MONTGOMERY, Ala (Reuters) - A sign denying the existence of God was placed on the steps of the Alabama state capitol on Friday, the latest turn in a war of words over the exercise of religion in public places.
``There are no gods, no devils, no angels, no heaven or hell,'' said the sign by the Alabama Freethought Association, a group of atheists, agnostics and secular humanists.
``There is only our natural world. Religion is but myth and superstition that hardens hearts and enslaves minds,'' it said. The sign was left at the foot of the Capitol steps opposite a nativity scene set up by the Association for Judeo-Christian Values, a religious rights organization.
Members of the secular group said they were reacting to the the nativity scene, which had been placed there on Wednesday in response to a U.S. District Court injunction on Oct. 29 against school-sponsored religious activities in DeKalb County.
Gov.

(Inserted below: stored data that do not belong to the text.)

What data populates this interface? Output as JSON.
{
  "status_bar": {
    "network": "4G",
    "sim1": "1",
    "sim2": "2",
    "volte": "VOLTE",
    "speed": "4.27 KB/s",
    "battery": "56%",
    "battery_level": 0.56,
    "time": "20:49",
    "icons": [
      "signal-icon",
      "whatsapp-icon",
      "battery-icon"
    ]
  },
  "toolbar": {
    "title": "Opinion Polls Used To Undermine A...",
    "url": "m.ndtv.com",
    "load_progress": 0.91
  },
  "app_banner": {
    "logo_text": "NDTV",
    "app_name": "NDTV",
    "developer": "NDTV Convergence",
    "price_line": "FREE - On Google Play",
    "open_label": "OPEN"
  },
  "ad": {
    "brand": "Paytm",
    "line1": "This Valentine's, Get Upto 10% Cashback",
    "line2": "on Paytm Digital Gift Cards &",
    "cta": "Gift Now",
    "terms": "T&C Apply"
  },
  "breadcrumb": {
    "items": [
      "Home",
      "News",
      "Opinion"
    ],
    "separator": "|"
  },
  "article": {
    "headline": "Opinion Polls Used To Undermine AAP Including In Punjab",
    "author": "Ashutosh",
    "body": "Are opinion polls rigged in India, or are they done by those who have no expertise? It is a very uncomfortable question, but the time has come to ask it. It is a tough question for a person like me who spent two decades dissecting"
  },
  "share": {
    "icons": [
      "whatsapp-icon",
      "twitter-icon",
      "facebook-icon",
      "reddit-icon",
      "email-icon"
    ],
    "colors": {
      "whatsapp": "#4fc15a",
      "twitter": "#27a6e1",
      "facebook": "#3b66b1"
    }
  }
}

Fob James took part in the rally against the injunction and strongly criticized the court decision.
The governor had said other religious expressions would be allowed on the grounds of the state capitol, but he declined comment on the atheists' actions.

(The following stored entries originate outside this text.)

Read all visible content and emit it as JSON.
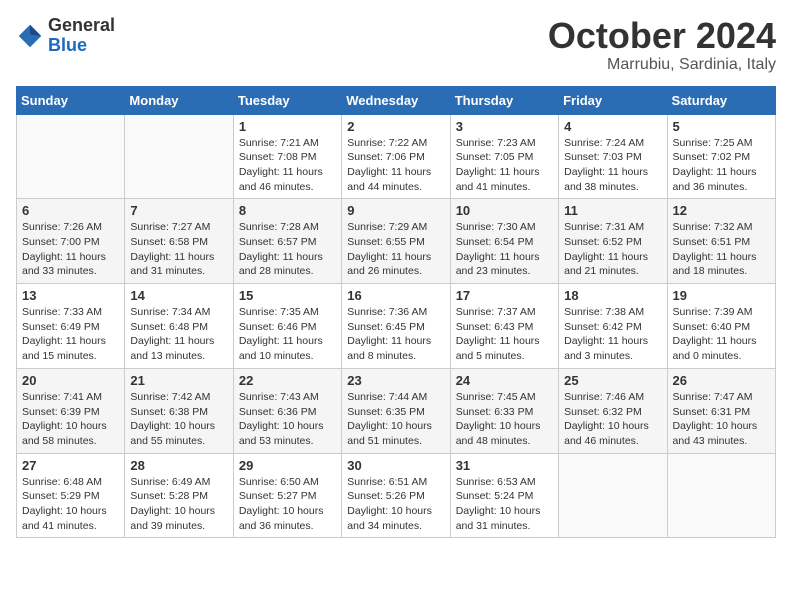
{
  "header": {
    "logo_general": "General",
    "logo_blue": "Blue",
    "month_title": "October 2024",
    "location": "Marrubiu, Sardinia, Italy"
  },
  "days_of_week": [
    "Sunday",
    "Monday",
    "Tuesday",
    "Wednesday",
    "Thursday",
    "Friday",
    "Saturday"
  ],
  "weeks": [
    [
      {
        "day": "",
        "content": ""
      },
      {
        "day": "",
        "content": ""
      },
      {
        "day": "1",
        "content": "Sunrise: 7:21 AM\nSunset: 7:08 PM\nDaylight: 11 hours and 46 minutes."
      },
      {
        "day": "2",
        "content": "Sunrise: 7:22 AM\nSunset: 7:06 PM\nDaylight: 11 hours and 44 minutes."
      },
      {
        "day": "3",
        "content": "Sunrise: 7:23 AM\nSunset: 7:05 PM\nDaylight: 11 hours and 41 minutes."
      },
      {
        "day": "4",
        "content": "Sunrise: 7:24 AM\nSunset: 7:03 PM\nDaylight: 11 hours and 38 minutes."
      },
      {
        "day": "5",
        "content": "Sunrise: 7:25 AM\nSunset: 7:02 PM\nDaylight: 11 hours and 36 minutes."
      }
    ],
    [
      {
        "day": "6",
        "content": "Sunrise: 7:26 AM\nSunset: 7:00 PM\nDaylight: 11 hours and 33 minutes."
      },
      {
        "day": "7",
        "content": "Sunrise: 7:27 AM\nSunset: 6:58 PM\nDaylight: 11 hours and 31 minutes."
      },
      {
        "day": "8",
        "content": "Sunrise: 7:28 AM\nSunset: 6:57 PM\nDaylight: 11 hours and 28 minutes."
      },
      {
        "day": "9",
        "content": "Sunrise: 7:29 AM\nSunset: 6:55 PM\nDaylight: 11 hours and 26 minutes."
      },
      {
        "day": "10",
        "content": "Sunrise: 7:30 AM\nSunset: 6:54 PM\nDaylight: 11 hours and 23 minutes."
      },
      {
        "day": "11",
        "content": "Sunrise: 7:31 AM\nSunset: 6:52 PM\nDaylight: 11 hours and 21 minutes."
      },
      {
        "day": "12",
        "content": "Sunrise: 7:32 AM\nSunset: 6:51 PM\nDaylight: 11 hours and 18 minutes."
      }
    ],
    [
      {
        "day": "13",
        "content": "Sunrise: 7:33 AM\nSunset: 6:49 PM\nDaylight: 11 hours and 15 minutes."
      },
      {
        "day": "14",
        "content": "Sunrise: 7:34 AM\nSunset: 6:48 PM\nDaylight: 11 hours and 13 minutes."
      },
      {
        "day": "15",
        "content": "Sunrise: 7:35 AM\nSunset: 6:46 PM\nDaylight: 11 hours and 10 minutes."
      },
      {
        "day": "16",
        "content": "Sunrise: 7:36 AM\nSunset: 6:45 PM\nDaylight: 11 hours and 8 minutes."
      },
      {
        "day": "17",
        "content": "Sunrise: 7:37 AM\nSunset: 6:43 PM\nDaylight: 11 hours and 5 minutes."
      },
      {
        "day": "18",
        "content": "Sunrise: 7:38 AM\nSunset: 6:42 PM\nDaylight: 11 hours and 3 minutes."
      },
      {
        "day": "19",
        "content": "Sunrise: 7:39 AM\nSunset: 6:40 PM\nDaylight: 11 hours and 0 minutes."
      }
    ],
    [
      {
        "day": "20",
        "content": "Sunrise: 7:41 AM\nSunset: 6:39 PM\nDaylight: 10 hours and 58 minutes."
      },
      {
        "day": "21",
        "content": "Sunrise: 7:42 AM\nSunset: 6:38 PM\nDaylight: 10 hours and 55 minutes."
      },
      {
        "day": "22",
        "content": "Sunrise: 7:43 AM\nSunset: 6:36 PM\nDaylight: 10 hours and 53 minutes."
      },
      {
        "day": "23",
        "content": "Sunrise: 7:44 AM\nSunset: 6:35 PM\nDaylight: 10 hours and 51 minutes."
      },
      {
        "day": "24",
        "content": "Sunrise: 7:45 AM\nSunset: 6:33 PM\nDaylight: 10 hours and 48 minutes."
      },
      {
        "day": "25",
        "content": "Sunrise: 7:46 AM\nSunset: 6:32 PM\nDaylight: 10 hours and 46 minutes."
      },
      {
        "day": "26",
        "content": "Sunrise: 7:47 AM\nSunset: 6:31 PM\nDaylight: 10 hours and 43 minutes."
      }
    ],
    [
      {
        "day": "27",
        "content": "Sunrise: 6:48 AM\nSunset: 5:29 PM\nDaylight: 10 hours and 41 minutes."
      },
      {
        "day": "28",
        "content": "Sunrise: 6:49 AM\nSunset: 5:28 PM\nDaylight: 10 hours and 39 minutes."
      },
      {
        "day": "29",
        "content": "Sunrise: 6:50 AM\nSunset: 5:27 PM\nDaylight: 10 hours and 36 minutes."
      },
      {
        "day": "30",
        "content": "Sunrise: 6:51 AM\nSunset: 5:26 PM\nDaylight: 10 hours and 34 minutes."
      },
      {
        "day": "31",
        "content": "Sunrise: 6:53 AM\nSunset: 5:24 PM\nDaylight: 10 hours and 31 minutes."
      },
      {
        "day": "",
        "content": ""
      },
      {
        "day": "",
        "content": ""
      }
    ]
  ]
}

Freethought Association spokesman Adam Butler said the group wanted to ensure equal access was granted to the capitol grounds for supporters of all outlooks, religious or secular.
``If during the next few weeks we are indeed given equal access and our sign is allowed to stay, then we do no oppose the nativity scene's presence here, at least not from a legal standpoint,'' he said.
The Freethought Association was one of the plaintiffs in an
American Civil Liberties Union case against Etowah County
Circuit Judge Roy Moore, who was sued last year for displaying
the Ten Commandments on the wall of his courtroom.